Sunday, 3 April 2011

Journey Through The Netherlands: 7. Wrong Way Round Utrecht And Singing In The Pancake House

The rooster began earlier this morning. It was 4.57am when I looked at my watch. I leant out of the window, bared my teeth in what must have looked more like a Benny Hill style grin, rather than something more threatening. I picked up one of my shoes and waved it, as menacingly as I could.

He did not take the blindest bit of notice and I was the one who came off worse because I caught the bridge of my nose with the clunky heel of the shoe.

"I will not be accompanying you today," said the policeman. "I have to work." It was the choirs day off. A chance for an excursion and they had chosen Utrecht.

"I suspect you will be hearing about my driving," I said.

"Yes - but hopefully not during the day and not until this evening,"

I was thinking of his words when we arrived at a T junction where the road signs advertised Centrum to both the right and the left. We hadn't a clue where we were going. The person who had offered to stand in as a guide had not been to Utrecht for some time. The road got narrower and narrower. Up ahead there were bollards which I didn't like the look of. So there was only one viable option which was to drive down the specially cordoned off bus lanes which looked suspiciously as if they were for the exclusive use of buses not coaches.

Plead stupidity. Plead idiot British. Plead the fifth ammendment. Plead anything if stopped. Two policeman walking down the pavement gave me an inquisitive look, but that's where it ended. I suspect we were tracked by CCTV all the way through the City Centre.

At the end of the bus lane was a muddling junction with few advisory road signs. I shut my eyes and drove straight on. From around the corner came two bendy buses at speed, straight towards me. I had selected to try and go into Utrecht's main bus and train station, the wrong way up a one way street. The bus drivers were kind. They stopped. One gave a gentle toot on the horn and gently pointed the direction I should be going in.

I reversed and turned sharply left and as if by form of a miracle, the parking places for Touring Buses appeared.

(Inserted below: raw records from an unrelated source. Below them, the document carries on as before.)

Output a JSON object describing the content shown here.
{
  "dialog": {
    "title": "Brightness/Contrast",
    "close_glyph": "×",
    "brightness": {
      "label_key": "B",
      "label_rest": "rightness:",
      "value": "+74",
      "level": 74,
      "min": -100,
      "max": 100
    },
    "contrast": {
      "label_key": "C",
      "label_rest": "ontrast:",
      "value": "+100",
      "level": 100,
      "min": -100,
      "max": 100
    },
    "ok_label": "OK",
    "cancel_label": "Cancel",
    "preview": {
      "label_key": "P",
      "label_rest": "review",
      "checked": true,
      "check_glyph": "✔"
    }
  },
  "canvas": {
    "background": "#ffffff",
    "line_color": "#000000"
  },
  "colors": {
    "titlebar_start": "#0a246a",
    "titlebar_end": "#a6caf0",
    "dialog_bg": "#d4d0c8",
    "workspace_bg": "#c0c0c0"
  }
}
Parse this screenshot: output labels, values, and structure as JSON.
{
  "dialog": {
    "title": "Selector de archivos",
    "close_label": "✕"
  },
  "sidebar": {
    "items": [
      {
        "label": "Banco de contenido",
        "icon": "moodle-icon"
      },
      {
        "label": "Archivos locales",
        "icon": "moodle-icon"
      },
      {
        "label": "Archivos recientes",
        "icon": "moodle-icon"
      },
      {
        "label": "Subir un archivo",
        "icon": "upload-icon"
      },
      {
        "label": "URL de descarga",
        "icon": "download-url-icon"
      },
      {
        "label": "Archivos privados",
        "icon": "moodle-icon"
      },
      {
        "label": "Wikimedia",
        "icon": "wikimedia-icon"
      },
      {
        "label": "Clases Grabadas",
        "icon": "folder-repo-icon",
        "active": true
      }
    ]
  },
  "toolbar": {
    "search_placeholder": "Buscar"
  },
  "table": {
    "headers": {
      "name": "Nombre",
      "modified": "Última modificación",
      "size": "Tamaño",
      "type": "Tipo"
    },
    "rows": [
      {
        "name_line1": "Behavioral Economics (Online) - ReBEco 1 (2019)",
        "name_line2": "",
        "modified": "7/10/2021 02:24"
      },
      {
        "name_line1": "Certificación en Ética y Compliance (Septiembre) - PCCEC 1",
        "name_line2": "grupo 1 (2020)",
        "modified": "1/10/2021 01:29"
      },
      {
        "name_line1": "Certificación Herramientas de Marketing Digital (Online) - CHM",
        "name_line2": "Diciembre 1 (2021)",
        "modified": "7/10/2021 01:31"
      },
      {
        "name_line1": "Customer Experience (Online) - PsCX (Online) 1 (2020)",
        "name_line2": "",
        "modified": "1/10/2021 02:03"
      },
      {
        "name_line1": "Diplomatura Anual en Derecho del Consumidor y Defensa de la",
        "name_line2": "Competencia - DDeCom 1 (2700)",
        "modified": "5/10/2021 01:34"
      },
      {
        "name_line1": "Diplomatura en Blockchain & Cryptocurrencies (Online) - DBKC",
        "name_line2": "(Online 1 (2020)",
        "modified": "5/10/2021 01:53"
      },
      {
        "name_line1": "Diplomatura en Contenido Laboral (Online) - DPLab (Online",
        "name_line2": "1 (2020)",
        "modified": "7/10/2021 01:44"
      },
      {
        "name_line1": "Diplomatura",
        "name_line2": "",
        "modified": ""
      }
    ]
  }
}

Utrecht is a grand city. An old town surrounding a canal. It is attractive, being the fourth largest city in the Netherlands, it is also busy with top quality shopping. But there are still little touches you don't see in other cities. There was a little pot bellied pig wandering the streets hoovering up the scraps. The Greek take-away put out plates of free food to sample. The men of the choir went off on their own for a well deserved break. They came back with photos of signs where the English translation was dubious.

They drank bottles of Bastard Beer. They found a shop called Sissy Boy, a minibus called Sickman and a road sign stating Kiss And Ride (in fact it is a drop-off point outside a school for parents to stop, give their children a quick kiss before dropping them and driving off).

Then the afternoon was spent on a visit to the Organ Museum. I didn't hold out much hope and thought the children might be bored. I ate my words. It was an amazing place - not about church organs, but Dutch barrel organs, mechanical organs, pianolas and the like. One was a size of the room and played Rock Around The Clock.

The tour guide, who was demonstrating the instruments had to dig herself out of a hole when she described the belly organs, portable organs which were played on street corners. Behind were two posters, similar to the ones which the organ grinders would have stood in front of singing a selection of bawdy songs.

One poster was dour and gruesome. The other was like a porn mag with a picture of a sailor, in his ship's cabin, with a semi naked girl over his knee having her bottom spanked. Behind there was the leering face of another sailor ogling through the porthole. The scenes got worse until the picture at the base which was no holes barred.

"Ah yes," she said realising why there was a great deal of tittering amongst the choir. "All I can say is that the poster on the left has a better ending...let's move on."

We did. On to that old Dutch favourite - 'my heart is like a bus with 30 persons on it'. We had to leave Utrecht in a hurry. The male members of the choir noticed a small leak behind the bus.

"Is that the toilet leaking?" asked one of them. "If so it's all Smithers' fault. He has been rather a lot".

"No, no, of course not," I said unconvincingly. "It's just the air conditioning." They didn't believe me. so we hurried away before a passing environmental officer took notice.

Having fought through slow Utrecht rush hour traffic, we stopped at an excellent restaurant. It was a a truckstop which had appeared on a Dutch television programme called Master Chef, which is a similar format to Ramsey's Kitchen Nightmares and tries to turnaround failing restaurants. De Lichtmis Pannenkoekenhuis near Zwolle has a great atmosphers with very good food

"Could I ask you if the choir could sing?" asked the owner. They did. Where they sat, they rose and sung some English choral piece. It was a Youtube moment. The restaurant came to a grinding. People stopped eating. The waitresses froze. People started ringing their friends and families on their mobiles and held them in the air so they could hear. Everyone stood up and applauded at the end.

It didn't end there. The owner sent one of his waitresses who was 50 that day, to the table. The choir surprised her and sung a choral rendition of Happy Birthday.

It put a new slant on having to sing for your supper.